Dimension Reduction:
- Principal Component Analysis (PCA): An unsupervised learning algorithm used to reduce the number of features in data while retaining as much information as possible. It is a widely used technique for reducing the dimensionality of data while preserving important information.
Image/Videos
SageMaker provides algorithms and pre-trained models for various image and video processing tasks.
- Image Classification: Built on ResNet architecture for image categorization. SageMaker provides pre-trained models and frameworks like ResNet and ImageNet for image classification tasks.

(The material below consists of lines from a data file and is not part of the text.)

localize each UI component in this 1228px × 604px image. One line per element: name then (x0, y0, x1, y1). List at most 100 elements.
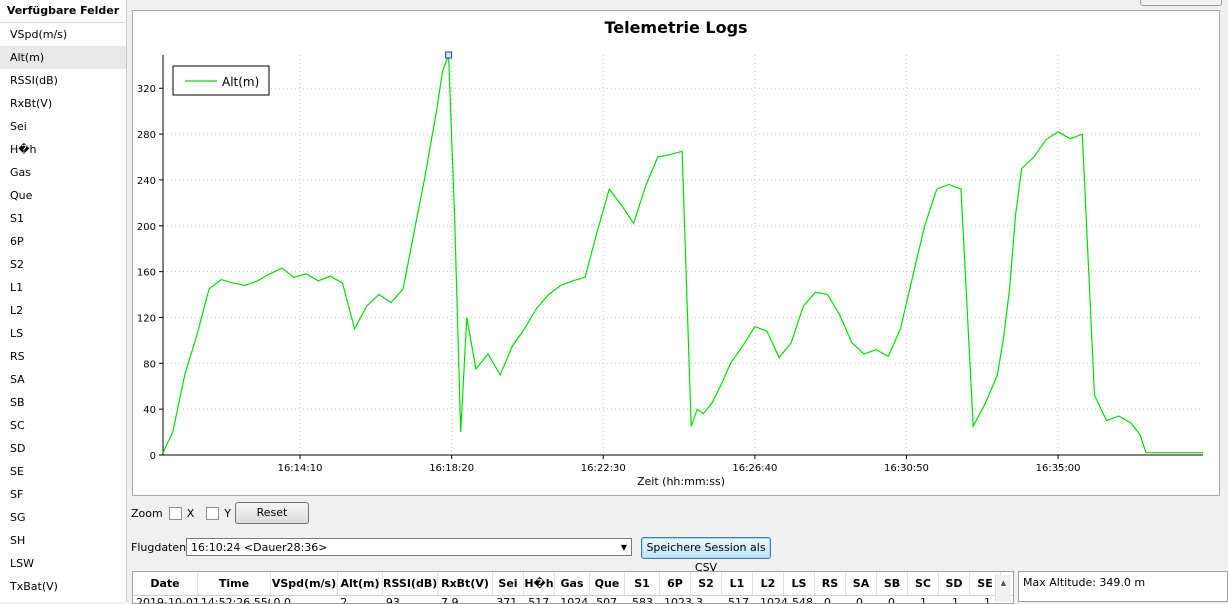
table-cell: 2 (340, 596, 348, 604)
legend-box (172, 65, 270, 96)
table-cell: 548 (791, 596, 813, 604)
field-item[interactable]: SC (10, 419, 25, 432)
field-item[interactable]: SH (10, 534, 26, 547)
column-header[interactable]: H�h (524, 572, 555, 595)
y-tick-label: 320 (137, 84, 156, 95)
column-header[interactable]: Sei (493, 572, 524, 595)
altitude-chart: Telemetrie Logs 0 40 80 120 160 200 240 280 320 1… (137, 18, 1203, 488)
field-list: Verfügbare Felder VSpd(m/s) Alt(m) RSSI(dB… (0, 0, 127, 602)
table-cell: 3 (695, 596, 703, 604)
x-tick-label: 16:30:50 (884, 463, 929, 474)
flight-data-select[interactable]: 16:10:24 <Dauer28:36> ▼ (186, 538, 632, 556)
reset-button[interactable]: Reset (235, 502, 309, 524)
table-cell: 2019-10-01 (136, 596, 198, 604)
zoom-y-label: Y (224, 506, 231, 520)
table-cell: 1 (919, 596, 927, 604)
field-item[interactable]: SA (10, 373, 25, 386)
field-item[interactable]: Que (10, 189, 33, 202)
field-item[interactable]: RSSI(dB) (10, 74, 58, 87)
zoom-controls: Zoom X Y (131, 503, 231, 523)
column-header[interactable]: LS (784, 572, 815, 595)
table-cell: 93 (385, 596, 400, 604)
alt-series-line (162, 54, 1203, 454)
column-header[interactable]: SB (877, 572, 908, 595)
chart-title: Telemetrie Logs (604, 18, 747, 37)
table-cell: 7.9 (441, 596, 459, 604)
field-item[interactable]: L2 (10, 304, 24, 317)
field-item[interactable]: RS (10, 350, 25, 363)
chevron-down-icon: ▼ (620, 543, 627, 552)
top-right-button[interactable] (1140, 0, 1222, 6)
field-item[interactable]: L1 (10, 281, 24, 294)
table-scrollbar[interactable]: ▲ (995, 575, 1011, 602)
field-list-items: VSpd(m/s) Alt(m) RSSI(dB) RxBt(V) Sei H�h Gas Q… (0, 23, 126, 598)
column-header[interactable]: RxBt(V) (438, 572, 493, 595)
y-tick-label: 200 (137, 222, 156, 233)
field-item[interactable]: RxBt(V) (10, 97, 53, 110)
info-panel: Max Altitude: 349.0 m (1018, 571, 1228, 602)
data-table: Date Time VSpd(m/s) Alt(m) RSSI(dB) RxBt(V) Se… (132, 571, 1014, 604)
field-item[interactable]: 6P (10, 235, 24, 248)
column-header[interactable]: VSpd(m/s) (271, 572, 338, 595)
flight-data-label: Flugdaten (131, 541, 187, 554)
column-header[interactable]: Alt(m) (338, 572, 383, 595)
table-cell: 0 (887, 596, 895, 604)
table-cell: 583 (631, 596, 653, 604)
column-header[interactable]: S1 (625, 572, 660, 595)
field-item[interactable]: TxBat(V) (10, 580, 58, 593)
zoom-label: Zoom (131, 506, 163, 520)
field-item[interactable]: VSpd(m/s) (10, 28, 68, 41)
field-item[interactable]: SE (10, 465, 24, 478)
zoom-x-label: X (186, 506, 195, 520)
save-csv-button[interactable]: Speichere Session als CSV (641, 537, 771, 574)
field-item[interactable]: H�h (10, 143, 37, 156)
column-header[interactable]: SC (908, 572, 939, 595)
chart-panel: Telemetrie Logs 0 40 80 120 160 200 240 280 320 1… (132, 10, 1220, 496)
column-header[interactable]: Que (590, 572, 625, 595)
column-header[interactable]: SA (846, 572, 877, 595)
column-header[interactable]: SD (939, 572, 970, 595)
y-tick-label: 280 (137, 130, 156, 141)
field-item[interactable]: Gas (10, 166, 31, 179)
field-item[interactable]: LSW (10, 557, 34, 570)
table-row[interactable]: 2019-10-01 14:52:26.550 0.0 2 93 7.9 371 517 102… (133, 596, 1013, 604)
field-item[interactable]: LS (10, 327, 24, 340)
table-cell: 14:52:26.550 (200, 596, 271, 604)
column-header[interactable]: L2 (753, 572, 784, 595)
x-tick-label: 16:18:20 (429, 463, 474, 474)
field-item[interactable]: SB (10, 396, 25, 409)
table-cell: 517 (727, 596, 749, 604)
zoom-y-checkbox[interactable] (206, 506, 220, 520)
table-cell: 517 (528, 596, 550, 604)
field-item[interactable]: SD (10, 442, 26, 455)
field-item[interactable]: SG (10, 511, 26, 524)
y-tick-label: 0 (150, 451, 156, 462)
column-header[interactable]: S2 (691, 572, 722, 595)
column-header[interactable]: Date (133, 572, 198, 595)
column-header[interactable]: 6P (660, 572, 691, 595)
flight-data-value: 16:10:24 <Dauer28:36> (191, 541, 328, 554)
max-marker (445, 51, 453, 59)
table-header: Date Time VSpd(m/s) Alt(m) RSSI(dB) RxBt(V) Se… (133, 572, 1013, 596)
scroll-up-icon[interactable]: ▲ (1000, 579, 1007, 587)
field-item[interactable]: SF (10, 488, 24, 501)
column-header[interactable]: Time (198, 572, 271, 595)
table-cell: 507 (596, 596, 618, 604)
field-list-header: Verfügbare Felder (0, 0, 126, 23)
table-cell: 1 (983, 596, 991, 604)
field-item[interactable]: Alt(m) (0, 46, 126, 69)
field-item[interactable]: Sei (10, 120, 27, 133)
field-item[interactable]: S1 (10, 212, 24, 225)
chart-axes: 0 40 80 120 160 200 240 280 320 16:14:10 16:18:20 1… (137, 55, 1203, 474)
legend-label: Alt(m) (222, 75, 259, 89)
field-item[interactable]: S2 (10, 258, 24, 271)
column-header[interactable]: RSSI(dB) (383, 572, 438, 595)
table-cell: 371 (496, 596, 518, 604)
zoom-x-checkbox[interactable] (168, 506, 182, 520)
table-cell: 1024 (560, 596, 589, 604)
table-cell: 0.0 (273, 596, 291, 604)
column-header[interactable]: RS (815, 572, 846, 595)
column-header[interactable]: L1 (722, 572, 753, 595)
x-tick-label: 16:35:00 (1036, 463, 1081, 474)
column-header[interactable]: Gas (555, 572, 590, 595)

- Object Detection: Uses Single Shot Detector (SSD) for identifying multiple objects in images. Similar to image classification, SageMaker offers pre-trained models and frameworks for object detection.
- Semantic Segmentation: Implements FCN algorithm for pixel-level image classification. Algorithms include Fully Convolutional Network (FCN) for pixel-wise classification of images, assigning a label to each pixel; Pyramid Scene Parsing (PSP) for scene parsing, understanding the context and relationships between objects in an image; and DeepLab V3 with ResNet, a state-of-the-art algorithm for semantic segmentation, achieving high accuracy in image segmentation tasks.
Time Series
- DeepAR: A recurrent neural network (RNN) based algorithm for forecasting time series data. It is useful for applications like demand forecasting and financial modeling.
Text
SageMaker offers algorithms tailored to the analysis of texts and documents used in natural language processing and translation.
- Text Classification:
- BlazingText: A highly optimized algorithm for text classification, achieving fast training and inference speeds.
- Word2Vec:
- BlazingText: BlazingText can also be used for learning word embeddings, representing words as dense vectors.
- Machine Translation:
- Sequence to Sequence: A neural network architecture for machine translation, translating sequences of words from one language to another.
- Topic Modeling:
- Latent Dirichlet Allocation (LDA): As mentioned earlier, LDA is also effective for topic modeling.
- Neural Topic Modeling (NTM): A deep learning based approach to topic modeling, uncovering hidden topics within text data.
Speech
- Sequence to Sequence: This architecture can also be applied to speech recognition and generation tasks, processing sequences of audio data.